Dennoch gibt es ein gewisses Risiko bei Blutübertragungen. Es hängt davon ab, welche Blutprodukte übertragen werden: Plasma (Blutwasser), Formbestandtteile (Blutplättchen, weiße und rote Blutkörperchen) oder industriell aus Plasma gewonnene Albumine und Gerinnungsfaktoren.

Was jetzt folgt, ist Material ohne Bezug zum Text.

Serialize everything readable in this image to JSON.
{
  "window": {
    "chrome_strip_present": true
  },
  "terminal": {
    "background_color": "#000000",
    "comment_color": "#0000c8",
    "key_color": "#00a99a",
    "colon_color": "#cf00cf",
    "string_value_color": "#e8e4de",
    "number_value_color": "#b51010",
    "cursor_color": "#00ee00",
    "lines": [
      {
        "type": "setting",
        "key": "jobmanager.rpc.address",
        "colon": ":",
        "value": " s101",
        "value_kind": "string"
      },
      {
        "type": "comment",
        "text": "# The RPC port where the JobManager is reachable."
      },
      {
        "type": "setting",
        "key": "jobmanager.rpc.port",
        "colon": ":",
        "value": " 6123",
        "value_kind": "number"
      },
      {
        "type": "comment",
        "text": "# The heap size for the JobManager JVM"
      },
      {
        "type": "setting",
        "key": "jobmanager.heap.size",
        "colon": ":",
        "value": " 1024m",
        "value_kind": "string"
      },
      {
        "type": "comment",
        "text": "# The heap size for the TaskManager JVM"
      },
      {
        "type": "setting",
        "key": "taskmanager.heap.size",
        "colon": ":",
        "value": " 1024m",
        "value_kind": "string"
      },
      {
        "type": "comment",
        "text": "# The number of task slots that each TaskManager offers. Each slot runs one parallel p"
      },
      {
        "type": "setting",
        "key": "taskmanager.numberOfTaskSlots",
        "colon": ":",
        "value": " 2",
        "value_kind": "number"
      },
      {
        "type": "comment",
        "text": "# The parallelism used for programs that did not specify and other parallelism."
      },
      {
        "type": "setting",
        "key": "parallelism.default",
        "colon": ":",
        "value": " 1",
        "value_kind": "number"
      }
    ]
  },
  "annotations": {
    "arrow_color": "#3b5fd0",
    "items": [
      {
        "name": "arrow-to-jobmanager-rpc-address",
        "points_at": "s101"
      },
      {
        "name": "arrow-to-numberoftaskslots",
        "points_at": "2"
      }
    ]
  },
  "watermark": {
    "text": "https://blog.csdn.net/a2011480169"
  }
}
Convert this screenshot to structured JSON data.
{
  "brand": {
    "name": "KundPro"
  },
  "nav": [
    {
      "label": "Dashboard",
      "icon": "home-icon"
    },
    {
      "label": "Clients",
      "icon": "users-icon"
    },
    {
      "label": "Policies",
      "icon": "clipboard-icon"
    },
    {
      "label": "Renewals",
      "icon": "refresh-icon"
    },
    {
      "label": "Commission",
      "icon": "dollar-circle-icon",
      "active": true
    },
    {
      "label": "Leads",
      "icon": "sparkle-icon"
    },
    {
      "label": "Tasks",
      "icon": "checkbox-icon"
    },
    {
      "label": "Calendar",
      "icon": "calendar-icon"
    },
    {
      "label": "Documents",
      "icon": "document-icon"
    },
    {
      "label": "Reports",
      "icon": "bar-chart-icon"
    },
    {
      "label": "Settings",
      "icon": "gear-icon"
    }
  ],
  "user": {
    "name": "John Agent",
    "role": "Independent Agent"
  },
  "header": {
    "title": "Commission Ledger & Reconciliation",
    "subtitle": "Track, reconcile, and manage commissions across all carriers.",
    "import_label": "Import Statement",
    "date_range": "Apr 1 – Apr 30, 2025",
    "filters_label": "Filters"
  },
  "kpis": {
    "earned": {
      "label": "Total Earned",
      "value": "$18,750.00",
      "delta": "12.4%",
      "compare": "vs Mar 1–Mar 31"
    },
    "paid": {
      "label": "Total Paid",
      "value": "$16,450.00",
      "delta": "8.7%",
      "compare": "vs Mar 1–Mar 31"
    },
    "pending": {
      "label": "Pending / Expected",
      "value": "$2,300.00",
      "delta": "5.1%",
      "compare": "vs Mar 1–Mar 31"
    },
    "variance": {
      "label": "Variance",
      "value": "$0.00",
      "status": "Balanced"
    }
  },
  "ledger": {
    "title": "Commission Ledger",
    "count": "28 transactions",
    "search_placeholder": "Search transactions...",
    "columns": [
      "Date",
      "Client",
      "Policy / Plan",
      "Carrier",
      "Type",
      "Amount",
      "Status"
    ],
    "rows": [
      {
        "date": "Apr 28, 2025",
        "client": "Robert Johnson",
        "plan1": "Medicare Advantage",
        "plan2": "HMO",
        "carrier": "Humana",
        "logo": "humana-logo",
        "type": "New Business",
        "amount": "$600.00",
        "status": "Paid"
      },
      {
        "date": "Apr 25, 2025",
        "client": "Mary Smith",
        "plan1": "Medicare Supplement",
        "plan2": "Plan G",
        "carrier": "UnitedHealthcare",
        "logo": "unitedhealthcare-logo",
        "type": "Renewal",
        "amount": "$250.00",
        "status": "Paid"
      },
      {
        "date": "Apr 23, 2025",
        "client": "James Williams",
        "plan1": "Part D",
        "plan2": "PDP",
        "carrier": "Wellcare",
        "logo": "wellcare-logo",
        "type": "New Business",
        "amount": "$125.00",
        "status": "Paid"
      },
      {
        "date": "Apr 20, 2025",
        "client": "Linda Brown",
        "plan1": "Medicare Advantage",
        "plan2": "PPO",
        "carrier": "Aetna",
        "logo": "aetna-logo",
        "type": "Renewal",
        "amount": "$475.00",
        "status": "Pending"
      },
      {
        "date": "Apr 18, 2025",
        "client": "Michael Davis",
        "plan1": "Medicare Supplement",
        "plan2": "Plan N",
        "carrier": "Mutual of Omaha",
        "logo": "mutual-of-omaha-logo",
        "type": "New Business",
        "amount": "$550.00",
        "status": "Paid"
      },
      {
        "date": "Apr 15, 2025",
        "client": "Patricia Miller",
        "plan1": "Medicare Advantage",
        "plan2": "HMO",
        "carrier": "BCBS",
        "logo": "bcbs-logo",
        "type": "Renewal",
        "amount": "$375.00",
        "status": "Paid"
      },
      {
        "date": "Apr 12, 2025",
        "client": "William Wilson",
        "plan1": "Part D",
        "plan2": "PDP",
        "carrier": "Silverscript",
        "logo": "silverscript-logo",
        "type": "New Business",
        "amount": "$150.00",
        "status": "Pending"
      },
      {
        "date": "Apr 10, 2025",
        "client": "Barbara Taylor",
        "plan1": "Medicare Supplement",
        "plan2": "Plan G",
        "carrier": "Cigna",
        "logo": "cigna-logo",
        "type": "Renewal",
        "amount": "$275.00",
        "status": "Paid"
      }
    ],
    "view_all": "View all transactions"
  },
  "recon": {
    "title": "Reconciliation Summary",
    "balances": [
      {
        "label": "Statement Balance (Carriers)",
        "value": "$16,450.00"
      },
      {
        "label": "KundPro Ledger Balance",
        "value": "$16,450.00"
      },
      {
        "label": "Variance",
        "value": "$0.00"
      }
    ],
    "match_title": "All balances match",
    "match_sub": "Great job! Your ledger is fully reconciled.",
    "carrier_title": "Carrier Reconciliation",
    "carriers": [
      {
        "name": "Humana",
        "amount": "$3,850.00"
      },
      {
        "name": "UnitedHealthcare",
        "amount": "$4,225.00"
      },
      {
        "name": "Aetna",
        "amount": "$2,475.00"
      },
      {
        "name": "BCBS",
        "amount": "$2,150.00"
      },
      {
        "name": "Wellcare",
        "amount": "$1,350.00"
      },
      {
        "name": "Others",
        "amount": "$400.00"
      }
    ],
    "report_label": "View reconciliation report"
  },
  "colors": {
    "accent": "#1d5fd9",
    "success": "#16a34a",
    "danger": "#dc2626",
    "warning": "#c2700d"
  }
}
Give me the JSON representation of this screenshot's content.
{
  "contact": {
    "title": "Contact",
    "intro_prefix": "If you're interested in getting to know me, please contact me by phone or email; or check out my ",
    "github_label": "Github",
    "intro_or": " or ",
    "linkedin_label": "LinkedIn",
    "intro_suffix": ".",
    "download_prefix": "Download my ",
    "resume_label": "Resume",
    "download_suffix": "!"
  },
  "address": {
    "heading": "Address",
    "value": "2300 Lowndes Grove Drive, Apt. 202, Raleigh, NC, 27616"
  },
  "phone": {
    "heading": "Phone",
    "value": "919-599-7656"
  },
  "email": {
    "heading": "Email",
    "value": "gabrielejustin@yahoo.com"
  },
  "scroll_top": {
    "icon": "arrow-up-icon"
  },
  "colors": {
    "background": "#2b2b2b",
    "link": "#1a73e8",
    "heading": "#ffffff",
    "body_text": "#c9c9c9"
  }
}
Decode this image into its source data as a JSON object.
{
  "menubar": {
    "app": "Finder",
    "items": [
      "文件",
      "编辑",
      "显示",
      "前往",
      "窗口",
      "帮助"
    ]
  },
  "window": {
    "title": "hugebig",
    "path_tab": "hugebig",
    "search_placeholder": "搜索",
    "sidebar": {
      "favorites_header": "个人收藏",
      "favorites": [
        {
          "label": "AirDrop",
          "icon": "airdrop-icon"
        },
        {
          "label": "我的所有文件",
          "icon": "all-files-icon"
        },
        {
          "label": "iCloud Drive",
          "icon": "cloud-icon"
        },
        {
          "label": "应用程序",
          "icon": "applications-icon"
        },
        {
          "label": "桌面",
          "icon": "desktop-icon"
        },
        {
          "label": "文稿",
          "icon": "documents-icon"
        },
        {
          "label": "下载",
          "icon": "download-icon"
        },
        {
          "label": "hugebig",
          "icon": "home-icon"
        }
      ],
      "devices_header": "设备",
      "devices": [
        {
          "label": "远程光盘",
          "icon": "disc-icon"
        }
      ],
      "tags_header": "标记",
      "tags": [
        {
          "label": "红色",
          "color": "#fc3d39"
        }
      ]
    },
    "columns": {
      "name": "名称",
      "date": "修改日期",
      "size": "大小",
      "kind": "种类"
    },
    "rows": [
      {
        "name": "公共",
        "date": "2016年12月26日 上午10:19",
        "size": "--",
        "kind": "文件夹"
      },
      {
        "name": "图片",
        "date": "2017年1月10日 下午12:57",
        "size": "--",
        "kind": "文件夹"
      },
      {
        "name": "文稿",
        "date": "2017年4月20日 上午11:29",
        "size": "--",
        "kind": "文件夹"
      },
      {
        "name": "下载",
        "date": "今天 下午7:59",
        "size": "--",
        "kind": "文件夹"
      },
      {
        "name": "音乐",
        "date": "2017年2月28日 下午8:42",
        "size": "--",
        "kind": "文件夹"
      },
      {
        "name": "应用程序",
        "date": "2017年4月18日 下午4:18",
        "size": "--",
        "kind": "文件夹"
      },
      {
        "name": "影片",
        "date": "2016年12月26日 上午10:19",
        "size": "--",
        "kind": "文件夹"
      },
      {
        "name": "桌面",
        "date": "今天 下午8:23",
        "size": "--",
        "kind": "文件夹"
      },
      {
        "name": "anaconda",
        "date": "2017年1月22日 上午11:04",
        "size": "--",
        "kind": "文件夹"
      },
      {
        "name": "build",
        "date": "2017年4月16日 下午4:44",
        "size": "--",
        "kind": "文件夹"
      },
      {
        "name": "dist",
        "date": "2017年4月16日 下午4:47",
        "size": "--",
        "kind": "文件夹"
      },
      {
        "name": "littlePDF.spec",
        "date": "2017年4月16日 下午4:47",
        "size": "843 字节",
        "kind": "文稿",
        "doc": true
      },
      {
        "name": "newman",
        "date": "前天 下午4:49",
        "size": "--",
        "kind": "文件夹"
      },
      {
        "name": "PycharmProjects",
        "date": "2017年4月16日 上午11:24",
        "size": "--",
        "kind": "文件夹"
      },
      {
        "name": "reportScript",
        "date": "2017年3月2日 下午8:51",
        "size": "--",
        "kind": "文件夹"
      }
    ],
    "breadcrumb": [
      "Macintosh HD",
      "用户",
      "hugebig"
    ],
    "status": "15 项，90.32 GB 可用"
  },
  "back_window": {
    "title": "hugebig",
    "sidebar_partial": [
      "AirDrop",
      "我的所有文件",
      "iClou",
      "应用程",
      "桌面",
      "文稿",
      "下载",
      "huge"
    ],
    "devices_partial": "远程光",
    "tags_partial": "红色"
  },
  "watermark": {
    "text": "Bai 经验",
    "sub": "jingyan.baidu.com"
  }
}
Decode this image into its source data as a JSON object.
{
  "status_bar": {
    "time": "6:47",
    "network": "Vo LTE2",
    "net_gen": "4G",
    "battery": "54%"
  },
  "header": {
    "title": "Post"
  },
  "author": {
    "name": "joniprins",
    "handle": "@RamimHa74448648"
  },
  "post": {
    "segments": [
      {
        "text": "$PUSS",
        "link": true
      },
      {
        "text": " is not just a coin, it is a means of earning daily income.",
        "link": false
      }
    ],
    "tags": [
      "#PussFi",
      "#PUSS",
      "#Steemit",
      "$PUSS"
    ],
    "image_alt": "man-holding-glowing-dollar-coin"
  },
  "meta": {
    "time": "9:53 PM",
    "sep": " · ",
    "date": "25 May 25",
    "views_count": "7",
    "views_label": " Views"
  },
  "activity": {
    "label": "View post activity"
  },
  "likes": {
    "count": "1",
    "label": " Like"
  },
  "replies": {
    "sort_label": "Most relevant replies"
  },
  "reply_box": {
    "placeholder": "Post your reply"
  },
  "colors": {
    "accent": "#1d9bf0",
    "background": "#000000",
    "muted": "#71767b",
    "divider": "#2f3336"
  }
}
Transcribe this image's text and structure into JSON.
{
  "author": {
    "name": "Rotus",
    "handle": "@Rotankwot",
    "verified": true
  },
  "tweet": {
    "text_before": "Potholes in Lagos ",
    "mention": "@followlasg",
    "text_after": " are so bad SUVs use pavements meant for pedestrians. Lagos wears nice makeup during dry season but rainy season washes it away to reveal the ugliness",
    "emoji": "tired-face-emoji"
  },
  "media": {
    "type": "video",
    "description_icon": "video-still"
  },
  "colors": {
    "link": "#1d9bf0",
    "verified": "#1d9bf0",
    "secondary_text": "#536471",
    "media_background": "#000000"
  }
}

Kein Risiko sieht die Gesundheitsbehörde bei Frischplasma. „Wir haben nur sauberes Plasma“, sagt Matthias Gruhl vom Gesundheitsressort. Die Bremer Kliniken beziehen ihr Plasma ausschließlich vom Deutschen Roten Kreuz oder der St- Jürgen-Klinik. Um sicherzustellen, daß im Plasma keine Viren sind, gibt es zwei verschiedene Methoden. Das DRK inaktiviert eventuell vorhandene HIV-Viren mit Methylenblau, die Klinik gibt gespendetes Plasma erst zum Verbrauch frei, wenn auch in einer zweiten Spende drei Monate später keine HIV-Antikörper gefunden werden. Zu dieser „Quarantäneregelung“ hat man sich im Land Bremen vor einem Jahr freiwillig verpflichtet.

Bremen hat also kein Frisch- Plasma der Koblenzer Firma UB-Plasma bezogen, die in Verdacht steht, ihre Erzeugnisse aus Kostengründen nicht alle inaktiviert bzw. getestet zu haben. Unklar ist allerdings noch, ob Bremer ÄrztInnen und Kliniken Medikamente (zum Beispiel Gerinnungsfaktoren) von Firmen bezogen haben, die ihren Rohstoff, das Plasma eben, bei UB-Plasma gekauft haben. Man geht jedoch in Niedersachsen und Bremen davon aus, daß die weiterverarbeitenden Firmen den Rohstoff vorschriftsgemäß inaktiviert haben. Seit es die Inaktivierungs- Methode gibt, sind jedenfalls keine Blutprodukte mit HIV-Viren bekannt geworden.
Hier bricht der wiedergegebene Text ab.